С какими все-таки странными особенностями рождаемся мы на свет! Какое неопределенное стремление действует в нас! Как своеобразно противоборство воображения и телесных настроений! Странности моей ранней молодости возникают вновь. Когда я иду по длинной дороге куда глаза глядят и размахиваю рукой, я иногда вдруг хватаю что-то, как будто дротик, я мечу его — не знаю в кого, не знаю во что; а потом вдруг навстречу мне летит стрела и пронзает мне сердце; я ударяю рукой в грудь и ощущаю неизъяснимую сладость, и вскоре — я снова в своем естественном состоянии. Откуда это явление? Что означает оно и почему оно повторяется всегда с совершенно теми же образами, теми же телодвижениями, теми же ощущениями?

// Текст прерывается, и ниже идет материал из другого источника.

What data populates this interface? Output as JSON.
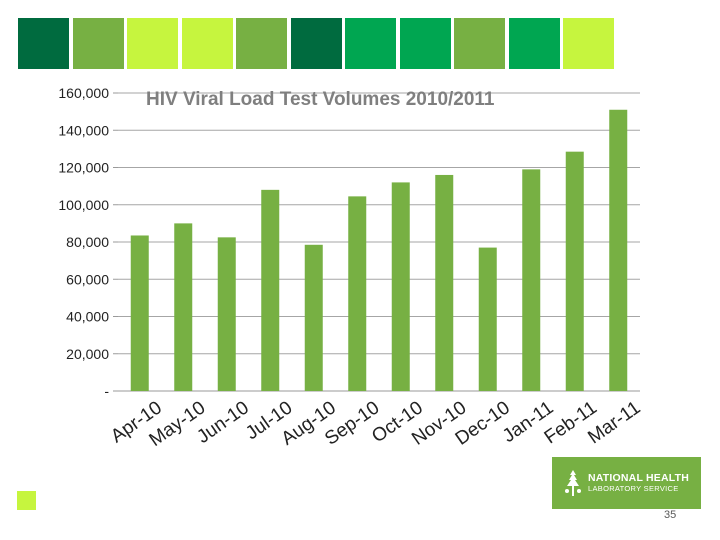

Опять говорят мне, что люди, которые видели меня в пути, очень мало мною довольны. Охотно этому верю, ибо никто из них ничем и не содействовал моему довольству. Откуда я знаю, в чем тут дело! Почему общество меня гнетет, почему мне неловко от вежливости, почему то, что они мне говорят, меня не интересует, а то, что они мне показывают, мне либо безразлично, либо действует на меня совершенно иначе. Стоит мне увидеть нарисованный или написанный ландшафт, как во мне возникает беспокойство, которое не выразимо. Пальцы ног начинают вздрагивать в башмаке, как бы стремясь схватить землю, пальцы рук судорожно шевелятся, я кусаю губы и — приятно то или нет стараюсь бежать от общества, я бросаюсь на самое неудобное сиденье, но лицом к лицу перед великолепной природой, я пытаюсь схватить ее глазами, пронзить ее и, лицезрея ее, заполняю каракулями листочек, который ничего не изображает и все же остается для меня бесконечно ценным, потому что напоминает мне о счастливом миге, о его блаженстве, добытом этими неумелыми упражнениями. Что же это такое, это своеобразное стремление от искусства к природе и обратно — от природы к искусству? Если это указует на художника, почему мне не хватает упорства? Если же это меня зовет к наслаждению, почему я не могу его ухватить? Нам как-то на днях прислали корзину с плодами; я был восхищен, как небесным виденьем: такое богатство, такая полнота, такое многообразие и вместе родственность! Я не мог себя заставить сорвать ягоду, надломить персик или фигу. Конечно, такое наслаждение глаза и внутреннего чувства выше, достойнее человека, оно, быть может, — цель природы, в то время как алчущие и жаждущие люди мнят, что природа расточает себя в чудесах ради их неба. Фердинанд вошел и застал меня за моими размышлениями, он со мною согласился и сказал затем, улыбаясь и глубоко вздохнув: «Да, мы не достойны разрушать эти чудесные произведения природы, поистине — это было бы жаль! Позволь мне послать их моей возлюбленной». Как приятно мне было, когда уносили корзину! Как любил я Фердинанда! Как благодарен я был ему за то чувство, которое он возбудил во мне, за те возможности, которые он открыл передо мной! Да, мы должны знать прекрасное, мы должны с восхищением его созерцать и стараться возвыситься до него, до его природы; и, чтобы достигнуть этого, мы должны оставаться бескорыстными, мы не должны присваивать себе его, — нет, лучше делиться им, приносить его в жертву тем, кто нам мил и дорог.